Una cosa es ser romántico y la otra es provocar diabetes.

Rompí hace poco de una relación que terminó siendo bastante tortuosa y lo que menos necesito en estos momentos es que me bajen la luna.

Estoy en aplicaciones para conocer gente porque quiero tener amigos, salir por ahí a tomar algo y disfrutar de mi independencia.

Mis amigas dicen que, a mi edad, que por cierto tengo 33, debería buscar ya alguien para sentar la cabeza, pero tengo claro que prefiero quedarme de pie y aprender a estar sola.

No voy a entrar en detalles ni sobre mi relación anterior ni sobre la ruptura, porque son cosas que ahora no vienen al caso, pero la historia que paso a narrar me pasó hace nada.

Resulta que empecé a hablar con un chico en Tinder. Gustos al dispares entre nosotros, profesiones en extremos opuestos y vivencias que no tenían nada que ver, pero me cayó de maravilla. Es más, me parecía tan interesante llevarme bien con una persona con la que tenía tan poco en común que pensé que podría ser el inicio de una gran amistad.

Después de llevar un par de semanas conociéndonos a través de la red, él propuso de ir a tomar algo y dije que sí.

Como no me parecía una cita, fui sin maquillar, con deportivas y pensando que la intención de la tarde era quejarme de la vida, despotricar de tonterías y arreglar el mundo con unas cervezas.

Cuando estaba llegando a la plaza donde habíamos quedado, vi a lo lejos a un tío con corbata, camiseta remangada y un ramo de flores. Pensé que menudo panoli estaba ahí esperando y resultó ser mi panoli…

A él le sorprendió verme “tan sport”, pero me dijo varias veces que estaba muy guapa. La verdad que el muchacho mentía bien.

Fuimos a hacernos esas cervezas que yo tanto esperaba y la verdad es que bebí de más porque la conversación fue casi inexistente. Viendo el percal, le dije que mejor que iba para casa y otro día quedaríamos para tomar otra, pero él insistió en que había reservado en el restaurante de un amigo suyo que me iba a encantar.

Fíjate el nivel de complicidad que teníamos que me llevó a un asador argentino aun sabiendo que soy vegana. Pues sí, ese era el nivel, una gota de agua y otra de aceite que no había manera de unir.

En el restaurante se soltó un poco más y ya hacía bromas. Comentaba que mi trabajo como profesora no debería ser nada fácil y yo no paraba de preguntarle por el suyo, porque nunca había conocido a un músico profesional.

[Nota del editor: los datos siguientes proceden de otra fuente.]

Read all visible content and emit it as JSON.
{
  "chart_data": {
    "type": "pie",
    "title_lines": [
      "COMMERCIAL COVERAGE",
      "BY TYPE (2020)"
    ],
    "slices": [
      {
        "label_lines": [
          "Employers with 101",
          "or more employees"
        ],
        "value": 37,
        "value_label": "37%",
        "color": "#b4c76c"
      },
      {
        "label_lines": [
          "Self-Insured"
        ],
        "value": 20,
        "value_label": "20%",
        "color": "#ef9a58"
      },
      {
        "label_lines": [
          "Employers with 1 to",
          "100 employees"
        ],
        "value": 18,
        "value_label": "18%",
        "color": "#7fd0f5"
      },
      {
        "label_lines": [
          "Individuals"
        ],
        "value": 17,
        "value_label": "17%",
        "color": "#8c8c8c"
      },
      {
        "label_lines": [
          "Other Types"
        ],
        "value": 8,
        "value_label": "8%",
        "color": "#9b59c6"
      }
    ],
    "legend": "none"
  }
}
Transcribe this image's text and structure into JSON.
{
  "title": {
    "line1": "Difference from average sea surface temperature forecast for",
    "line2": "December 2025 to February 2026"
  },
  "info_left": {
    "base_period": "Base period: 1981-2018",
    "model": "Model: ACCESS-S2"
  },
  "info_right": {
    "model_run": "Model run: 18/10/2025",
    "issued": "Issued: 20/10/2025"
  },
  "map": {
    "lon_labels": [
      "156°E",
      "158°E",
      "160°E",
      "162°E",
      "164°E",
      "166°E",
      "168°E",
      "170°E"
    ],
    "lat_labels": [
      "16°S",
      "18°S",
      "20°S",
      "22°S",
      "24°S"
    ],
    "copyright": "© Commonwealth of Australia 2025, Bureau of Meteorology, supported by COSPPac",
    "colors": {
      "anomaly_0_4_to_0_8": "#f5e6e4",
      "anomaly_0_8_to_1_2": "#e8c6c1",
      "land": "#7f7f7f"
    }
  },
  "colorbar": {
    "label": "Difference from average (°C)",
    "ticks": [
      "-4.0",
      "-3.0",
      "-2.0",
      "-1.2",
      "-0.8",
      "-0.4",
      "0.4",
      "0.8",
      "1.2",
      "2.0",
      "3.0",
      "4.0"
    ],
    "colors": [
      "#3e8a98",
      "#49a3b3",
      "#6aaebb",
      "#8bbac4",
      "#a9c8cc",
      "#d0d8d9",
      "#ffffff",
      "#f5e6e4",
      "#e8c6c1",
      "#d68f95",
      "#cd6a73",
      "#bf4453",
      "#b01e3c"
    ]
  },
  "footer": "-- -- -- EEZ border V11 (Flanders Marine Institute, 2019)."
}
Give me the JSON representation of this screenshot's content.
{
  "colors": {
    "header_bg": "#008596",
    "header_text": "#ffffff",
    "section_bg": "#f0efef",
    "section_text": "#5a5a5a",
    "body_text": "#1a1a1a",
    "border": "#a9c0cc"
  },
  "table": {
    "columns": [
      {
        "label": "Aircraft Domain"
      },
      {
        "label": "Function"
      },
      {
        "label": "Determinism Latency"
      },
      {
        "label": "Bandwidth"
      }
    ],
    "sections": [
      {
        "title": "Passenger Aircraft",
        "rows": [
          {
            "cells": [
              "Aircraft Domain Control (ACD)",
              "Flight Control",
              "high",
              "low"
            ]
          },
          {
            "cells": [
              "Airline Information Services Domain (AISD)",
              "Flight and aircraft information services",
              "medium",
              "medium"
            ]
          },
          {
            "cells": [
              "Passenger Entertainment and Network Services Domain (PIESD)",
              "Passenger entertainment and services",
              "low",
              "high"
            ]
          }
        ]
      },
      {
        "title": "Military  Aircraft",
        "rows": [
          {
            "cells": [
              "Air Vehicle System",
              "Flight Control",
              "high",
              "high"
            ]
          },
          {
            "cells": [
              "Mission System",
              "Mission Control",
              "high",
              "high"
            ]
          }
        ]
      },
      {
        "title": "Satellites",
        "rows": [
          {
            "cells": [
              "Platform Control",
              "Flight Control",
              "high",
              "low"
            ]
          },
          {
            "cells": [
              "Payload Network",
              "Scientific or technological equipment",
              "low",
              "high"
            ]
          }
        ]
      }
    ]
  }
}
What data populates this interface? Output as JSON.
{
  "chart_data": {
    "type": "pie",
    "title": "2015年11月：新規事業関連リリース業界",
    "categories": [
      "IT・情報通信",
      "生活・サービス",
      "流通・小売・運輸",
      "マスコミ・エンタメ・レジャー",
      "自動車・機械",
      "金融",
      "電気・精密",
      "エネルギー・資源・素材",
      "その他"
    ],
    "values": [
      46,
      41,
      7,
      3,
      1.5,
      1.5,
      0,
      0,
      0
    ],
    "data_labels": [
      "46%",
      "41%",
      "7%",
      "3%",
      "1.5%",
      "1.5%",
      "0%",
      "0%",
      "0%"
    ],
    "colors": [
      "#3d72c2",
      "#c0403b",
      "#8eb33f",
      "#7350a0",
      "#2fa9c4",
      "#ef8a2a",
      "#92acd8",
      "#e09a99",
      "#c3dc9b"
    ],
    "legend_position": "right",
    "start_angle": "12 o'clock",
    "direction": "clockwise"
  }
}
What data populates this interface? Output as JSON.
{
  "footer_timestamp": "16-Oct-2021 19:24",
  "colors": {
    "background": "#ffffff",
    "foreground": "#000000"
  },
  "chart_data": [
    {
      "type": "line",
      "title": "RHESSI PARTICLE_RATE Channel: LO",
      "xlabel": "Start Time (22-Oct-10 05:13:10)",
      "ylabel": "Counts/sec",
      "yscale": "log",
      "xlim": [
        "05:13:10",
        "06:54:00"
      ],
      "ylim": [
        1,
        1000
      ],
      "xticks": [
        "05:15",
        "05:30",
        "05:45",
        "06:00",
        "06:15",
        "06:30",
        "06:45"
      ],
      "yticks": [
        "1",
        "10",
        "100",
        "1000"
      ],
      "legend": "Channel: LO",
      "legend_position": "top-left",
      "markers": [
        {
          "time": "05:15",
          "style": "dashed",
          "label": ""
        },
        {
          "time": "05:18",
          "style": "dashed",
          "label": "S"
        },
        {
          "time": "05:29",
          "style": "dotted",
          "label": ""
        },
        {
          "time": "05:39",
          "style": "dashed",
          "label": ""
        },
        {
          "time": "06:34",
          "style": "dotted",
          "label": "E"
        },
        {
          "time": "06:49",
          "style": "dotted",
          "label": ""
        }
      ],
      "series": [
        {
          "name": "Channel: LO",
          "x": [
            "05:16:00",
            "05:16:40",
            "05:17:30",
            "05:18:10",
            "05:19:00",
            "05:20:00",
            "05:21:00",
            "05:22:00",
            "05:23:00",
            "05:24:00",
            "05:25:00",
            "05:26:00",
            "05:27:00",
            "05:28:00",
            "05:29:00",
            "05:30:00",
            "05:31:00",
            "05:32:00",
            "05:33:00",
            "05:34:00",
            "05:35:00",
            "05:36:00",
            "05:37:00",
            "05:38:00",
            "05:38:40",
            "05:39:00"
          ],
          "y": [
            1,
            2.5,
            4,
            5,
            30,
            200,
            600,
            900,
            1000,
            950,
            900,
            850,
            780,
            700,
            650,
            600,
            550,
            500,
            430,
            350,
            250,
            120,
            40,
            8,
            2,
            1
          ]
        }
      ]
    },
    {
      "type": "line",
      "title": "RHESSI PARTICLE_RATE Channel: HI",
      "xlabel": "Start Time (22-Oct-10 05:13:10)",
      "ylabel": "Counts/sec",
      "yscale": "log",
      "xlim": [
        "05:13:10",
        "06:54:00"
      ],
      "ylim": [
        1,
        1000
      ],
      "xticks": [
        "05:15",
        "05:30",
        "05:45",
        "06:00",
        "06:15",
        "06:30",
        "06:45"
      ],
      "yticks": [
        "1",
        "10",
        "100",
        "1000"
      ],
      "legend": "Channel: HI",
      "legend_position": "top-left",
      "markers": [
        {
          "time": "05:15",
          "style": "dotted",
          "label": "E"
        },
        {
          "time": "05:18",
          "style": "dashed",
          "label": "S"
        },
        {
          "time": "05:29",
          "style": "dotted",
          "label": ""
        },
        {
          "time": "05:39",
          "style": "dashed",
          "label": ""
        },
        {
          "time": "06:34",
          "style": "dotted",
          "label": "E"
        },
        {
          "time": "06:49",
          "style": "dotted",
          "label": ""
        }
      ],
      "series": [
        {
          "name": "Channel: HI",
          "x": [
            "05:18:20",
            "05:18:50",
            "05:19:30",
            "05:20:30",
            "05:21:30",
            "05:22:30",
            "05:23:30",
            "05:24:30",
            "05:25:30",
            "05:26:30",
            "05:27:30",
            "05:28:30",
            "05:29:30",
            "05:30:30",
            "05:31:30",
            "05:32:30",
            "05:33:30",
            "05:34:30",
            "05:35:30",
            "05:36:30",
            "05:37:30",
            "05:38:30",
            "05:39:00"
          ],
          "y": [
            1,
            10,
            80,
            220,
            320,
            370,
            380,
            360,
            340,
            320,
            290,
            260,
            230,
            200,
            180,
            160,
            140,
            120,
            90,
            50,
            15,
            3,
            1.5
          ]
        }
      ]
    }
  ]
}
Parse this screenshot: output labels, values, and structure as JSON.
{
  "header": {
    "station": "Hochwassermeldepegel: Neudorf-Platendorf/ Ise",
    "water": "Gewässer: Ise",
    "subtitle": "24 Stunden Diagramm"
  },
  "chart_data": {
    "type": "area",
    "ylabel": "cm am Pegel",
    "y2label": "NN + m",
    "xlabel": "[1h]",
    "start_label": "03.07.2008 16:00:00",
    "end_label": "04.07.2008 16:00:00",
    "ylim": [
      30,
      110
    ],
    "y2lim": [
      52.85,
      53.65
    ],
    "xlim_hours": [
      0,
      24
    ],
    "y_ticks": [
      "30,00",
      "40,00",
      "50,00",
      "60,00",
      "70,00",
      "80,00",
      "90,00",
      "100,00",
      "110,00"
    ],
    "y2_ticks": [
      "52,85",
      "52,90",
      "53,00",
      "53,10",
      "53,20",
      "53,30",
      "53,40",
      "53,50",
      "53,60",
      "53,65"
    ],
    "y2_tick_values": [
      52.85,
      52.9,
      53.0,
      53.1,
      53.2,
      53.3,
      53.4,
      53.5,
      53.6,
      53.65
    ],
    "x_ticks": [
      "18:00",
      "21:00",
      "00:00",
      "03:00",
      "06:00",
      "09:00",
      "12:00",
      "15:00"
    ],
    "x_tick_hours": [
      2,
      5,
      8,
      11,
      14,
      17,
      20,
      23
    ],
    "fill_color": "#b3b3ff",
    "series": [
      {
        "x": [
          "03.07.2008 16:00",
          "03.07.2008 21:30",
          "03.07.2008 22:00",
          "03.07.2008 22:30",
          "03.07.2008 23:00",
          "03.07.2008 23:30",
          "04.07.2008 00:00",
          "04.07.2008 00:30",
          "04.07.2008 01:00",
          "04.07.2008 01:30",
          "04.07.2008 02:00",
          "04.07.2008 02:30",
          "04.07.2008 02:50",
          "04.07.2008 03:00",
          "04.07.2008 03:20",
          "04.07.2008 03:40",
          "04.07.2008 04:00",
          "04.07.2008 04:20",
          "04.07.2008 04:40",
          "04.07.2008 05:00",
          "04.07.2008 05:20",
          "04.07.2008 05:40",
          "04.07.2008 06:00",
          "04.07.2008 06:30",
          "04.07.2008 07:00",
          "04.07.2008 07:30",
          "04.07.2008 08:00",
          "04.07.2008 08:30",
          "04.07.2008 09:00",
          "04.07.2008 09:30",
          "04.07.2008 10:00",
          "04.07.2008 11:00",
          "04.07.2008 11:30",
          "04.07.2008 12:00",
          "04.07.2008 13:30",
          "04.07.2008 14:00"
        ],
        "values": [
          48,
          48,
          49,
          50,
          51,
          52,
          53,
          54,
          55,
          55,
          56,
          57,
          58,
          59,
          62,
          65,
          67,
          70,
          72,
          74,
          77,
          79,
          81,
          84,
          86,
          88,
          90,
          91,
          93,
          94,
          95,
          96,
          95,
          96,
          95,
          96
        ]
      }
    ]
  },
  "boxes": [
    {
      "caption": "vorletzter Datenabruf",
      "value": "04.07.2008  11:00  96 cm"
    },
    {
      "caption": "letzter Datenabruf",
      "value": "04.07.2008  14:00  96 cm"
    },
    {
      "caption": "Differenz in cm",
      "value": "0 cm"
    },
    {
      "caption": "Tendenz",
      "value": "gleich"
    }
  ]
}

La verdad que la cosa mejoró, pero cuando menos me lo esperaba, me cogió la mano y me soltó: “sé desde hace tiempo que eres la mujer con la que quiero envejecer y me encantaría que esto fuera a más porque, aunque es pronto, creo que te quiero”

Blanca nuclear me quedé porque no había habido ni un beso y se notaba a la legua que seguía allí porque me había suplicado, porque yo me habría ido a mi casa horas antes a rascarle la panza al gato y ver series mientras comía helado.

¿Tan desesperado estaba? ¿Tan vulnerable me vio que pensó que podría caer en sus brazos? ¿No se percató desde el minuto 0 que éramos totalmente dispares?

Le fui sincera y le dije lo mejor que pude que me parecía todo precipitado y que yo no estaba preparada para querer a nadie más que no fuera yo. Él me soltó un discurso de que era un gran tío, de que valía la pena intentarlo y que no me iba a hacer muy feliz y bla, bla, bla.

Mi despedida fue total, solo me faltó de fondo alguna canción de Oasis para que ya hubiera sido apoteósico. Le di un beso en la frente, le dije que ya encontraría a una chica estupenda, pero que contase mi amistad, tiré un billete en la mesa y me fui.

Me resultó una situación rara, pero estoy orgullosa de mi decisión, porque seguro que por ahí está la chica perfecta con un paraguas amarillo para que este Ted Mosby le regale su trompa azul.